KABUL, Afghanistan — Afghan President Ashraf Ghani has made two key Cabinet changes, evoking a strong response Saturday from powerful governing partner Abdullah Abdullah amid increasing pressure from the U.S. to reach a peace agreement with the Taliban.

In May 2020, Ghani and political rival Abdullah signed a power-sharing agreement, two months after both declared themselves the winner of the September 2019 presidential election. Under the deal, Ghani remained president of the war-torn nation while Abdullah was named head of the country’s National Reconciliation Council, which has the authority to handle and approve all affairs related to Afghanistans peace process. Abdullah would also be able to appoint half of Ghanis Cabinet and issue executive orders.

On Friday, the National Security Council issued decrees on behalf of Ghani in which he dismissed Interior Minister Masoud Andarabi and appointed Hayatullah Hayat as caretaker minister. In recent years, Hayat has served as governor of southern Kandahar province.

Army Chief of Staff Gen. Yasin Zia was appointed acting defense minister, replacing Asadullah Khalid.

There was little explanation for the changes, but the moves angered Abdullah. This decision is against the interests of the country in the current situation and is unacceptable, he said in a statement released Saturday.

The changes come as a May 1 deadline nears for the withdrawal of U.S. troops and America has increased pressure on both the national government and the Taliban to end decades-old fighting.

The Cabinet changes could be a sign that Ghani is pushing back against the U.S. and oppositions increasing support for an interim administration.
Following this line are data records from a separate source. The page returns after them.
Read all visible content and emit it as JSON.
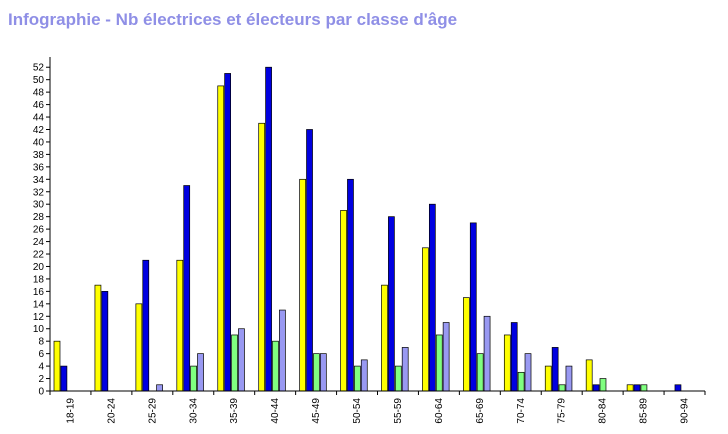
{
  "title": "Infographie - Nb électrices et électeurs par classe d'âge",
  "colors": {
    "background": "#ffffff",
    "title": "#8f8fe6",
    "axis": "#000000",
    "series": [
      "#ffff00",
      "#0000e0",
      "#80ff80",
      "#9999f2"
    ]
  },
  "chart_data": {
    "type": "bar",
    "title": "Infographie - Nb électrices et électeurs par classe d'âge",
    "xlabel": "",
    "ylabel": "",
    "ylim": [
      0,
      53
    ],
    "yticks": [
      0,
      2,
      4,
      6,
      8,
      10,
      12,
      14,
      16,
      18,
      20,
      22,
      24,
      26,
      28,
      30,
      32,
      34,
      36,
      38,
      40,
      42,
      44,
      46,
      48,
      50,
      52
    ],
    "grid": false,
    "legend": "none",
    "categories": [
      "18-19",
      "20-24",
      "25-29",
      "30-34",
      "35-39",
      "40-44",
      "45-49",
      "50-54",
      "55-59",
      "60-64",
      "65-69",
      "70-74",
      "75-79",
      "80-84",
      "85-89",
      "90-94"
    ],
    "series": [
      {
        "values": [
          8,
          17,
          14,
          21,
          49,
          43,
          34,
          29,
          17,
          23,
          15,
          9,
          4,
          5,
          1,
          0
        ]
      },
      {
        "values": [
          4,
          16,
          21,
          33,
          51,
          52,
          42,
          34,
          28,
          30,
          27,
          11,
          7,
          1,
          1,
          1
        ]
      },
      {
        "values": [
          0,
          0,
          0,
          4,
          9,
          8,
          6,
          4,
          4,
          9,
          6,
          3,
          1,
          2,
          1,
          0
        ]
      },
      {
        "values": [
          0,
          0,
          1,
          6,
          10,
          13,
          6,
          5,
          7,
          11,
          12,
          6,
          4,
          0,
          0,
          0
        ]
      }
    ]
  }
}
Ghanis critics have accused him of clinging to power. He says he will leave office only through elections.

The statement from Abdullahs office said the decision to remove Andarabi came without consultation, without justifiable reason or reasons, was hastily (made) and in opposition to a political agreement between the two parties.
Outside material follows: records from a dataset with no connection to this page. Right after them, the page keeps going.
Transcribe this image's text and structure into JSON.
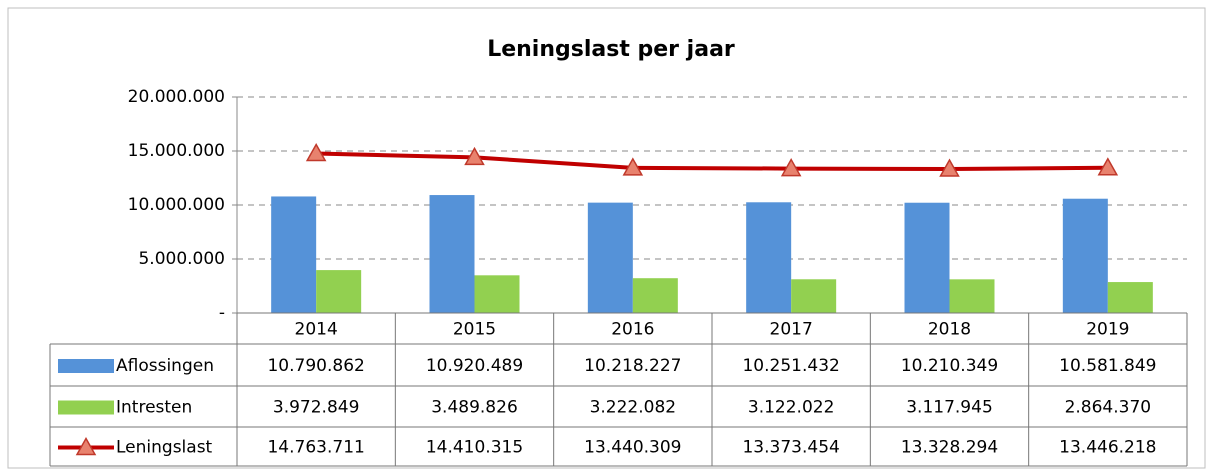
{
  "chart_data": {
    "type": "bar",
    "title": "Leningslast per jaar",
    "categories": [
      "2014",
      "2015",
      "2016",
      "2017",
      "2018",
      "2019"
    ],
    "series": [
      {
        "name": "Aflossingen",
        "color": "#5592d8",
        "type": "bar",
        "values": [
          10790862,
          10920489,
          10218227,
          10251432,
          10210349,
          10581849
        ],
        "value_labels": [
          "10.790.862",
          "10.920.489",
          "10.218.227",
          "10.251.432",
          "10.210.349",
          "10.581.849"
        ]
      },
      {
        "name": "Intresten",
        "color": "#92d050",
        "type": "bar",
        "values": [
          3972849,
          3489826,
          3222082,
          3122022,
          3117945,
          2864370
        ],
        "value_labels": [
          "3.972.849",
          "3.489.826",
          "3.222.082",
          "3.122.022",
          "3.117.945",
          "2.864.370"
        ]
      },
      {
        "name": "Leningslast",
        "color": "#c00000",
        "type": "line",
        "values": [
          14763711,
          14410315,
          13440309,
          13373454,
          13328294,
          13446218
        ],
        "value_labels": [
          "14.763.711",
          "14.410.315",
          "13.440.309",
          "13.373.454",
          "13.328.294",
          "13.446.218"
        ]
      }
    ],
    "ylim": [
      0,
      20000000
    ],
    "yticks": [
      {
        "value": 0,
        "label": "-"
      },
      {
        "value": 5000000,
        "label": "5.000.000"
      },
      {
        "value": 10000000,
        "label": "10.000.000"
      },
      {
        "value": 15000000,
        "label": "15.000.000"
      },
      {
        "value": 20000000,
        "label": "20.000.000"
      }
    ],
    "grid": true
  }
}
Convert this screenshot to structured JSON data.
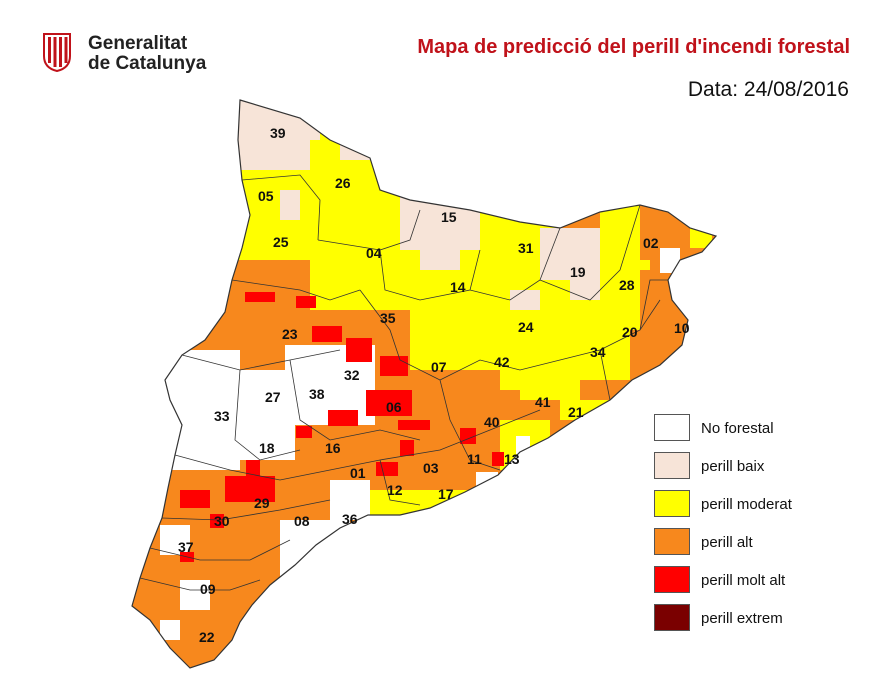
{
  "header": {
    "logo_line1": "Generalitat",
    "logo_line2": "de Catalunya",
    "title": "Mapa de predicció del perill d'incendi forestal",
    "date": "Data: 24/08/2016"
  },
  "colors": {
    "title": "#c0121a",
    "no_forestal": "#ffffff",
    "baix": "#f7e4d8",
    "moderat": "#ffff00",
    "alt": "#f7881d",
    "molt_alt": "#ff0000",
    "extrem": "#7a0000"
  },
  "legend": [
    {
      "key": "no_forestal",
      "label": "No forestal",
      "color": "#ffffff"
    },
    {
      "key": "baix",
      "label": "perill baix",
      "color": "#f7e4d8"
    },
    {
      "key": "moderat",
      "label": "perill moderat",
      "color": "#ffff00"
    },
    {
      "key": "alt",
      "label": "perill alt",
      "color": "#f7881d"
    },
    {
      "key": "molt_alt",
      "label": "perill molt alt",
      "color": "#ff0000"
    },
    {
      "key": "extrem",
      "label": "perill extrem",
      "color": "#7a0000"
    }
  ],
  "zones": {
    "z01": "01",
    "z02": "02",
    "z03": "03",
    "z04": "04",
    "z05": "05",
    "z06": "06",
    "z07": "07",
    "z08": "08",
    "z09": "09",
    "z10": "10",
    "z11": "11",
    "z12": "12",
    "z13": "13",
    "z14": "14",
    "z15": "15",
    "z16": "16",
    "z17": "17",
    "z18": "18",
    "z19": "19",
    "z20": "20",
    "z21": "21",
    "z22": "22",
    "z23": "23",
    "z24": "24",
    "z25": "25",
    "z26": "26",
    "z27": "27",
    "z28": "28",
    "z29": "29",
    "z30": "30",
    "z31": "31",
    "z32": "32",
    "z33": "33",
    "z34": "34",
    "z35": "35",
    "z36": "36",
    "z37": "37",
    "z38": "38",
    "z39": "39",
    "z40": "40",
    "z41": "41",
    "z42": "42"
  }
}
The new appointments come as Afghanistan experiences a nationwide spike in bombings, targeted killings and other violence as peace negotiations in Qatar between Taliban insurgents and the Afghan government stall.
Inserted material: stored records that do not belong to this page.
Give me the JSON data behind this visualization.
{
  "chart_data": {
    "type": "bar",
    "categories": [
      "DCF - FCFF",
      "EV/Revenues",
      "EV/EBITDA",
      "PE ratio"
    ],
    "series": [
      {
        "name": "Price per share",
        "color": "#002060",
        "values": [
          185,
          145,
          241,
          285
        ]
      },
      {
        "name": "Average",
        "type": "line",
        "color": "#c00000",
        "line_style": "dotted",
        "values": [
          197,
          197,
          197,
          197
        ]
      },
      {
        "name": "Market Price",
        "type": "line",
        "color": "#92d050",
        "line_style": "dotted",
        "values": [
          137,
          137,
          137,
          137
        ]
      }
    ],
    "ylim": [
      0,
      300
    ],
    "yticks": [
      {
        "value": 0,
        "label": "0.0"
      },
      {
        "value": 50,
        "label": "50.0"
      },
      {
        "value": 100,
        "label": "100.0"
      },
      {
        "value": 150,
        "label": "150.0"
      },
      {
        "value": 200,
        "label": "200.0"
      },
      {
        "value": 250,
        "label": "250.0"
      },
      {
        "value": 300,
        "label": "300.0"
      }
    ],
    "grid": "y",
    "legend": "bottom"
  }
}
The Islamic State groups local affiliate has claimed responsibility for some of the violence, but many attacks go unclaimed, with the Afghan government putting the blame on the Taliban. The insurgents have denied responsibility for most of the attacks.

On Thursday, Russia hosted the first of three international conferences aimed at jump-starting the peace process ahead of the May 1 deadline for the final withdrawal of U.S. and NATO troops from the country.

The Taliban warned Washington on Friday against defying the deadline, promising a reaction if it does, which could mean increased attacks by the insurgent group.

The talks in Qatar between the Afghan government and the Taliban have stalled, but Russia voiced hope that the talks in Moscow could help reinvigorate them.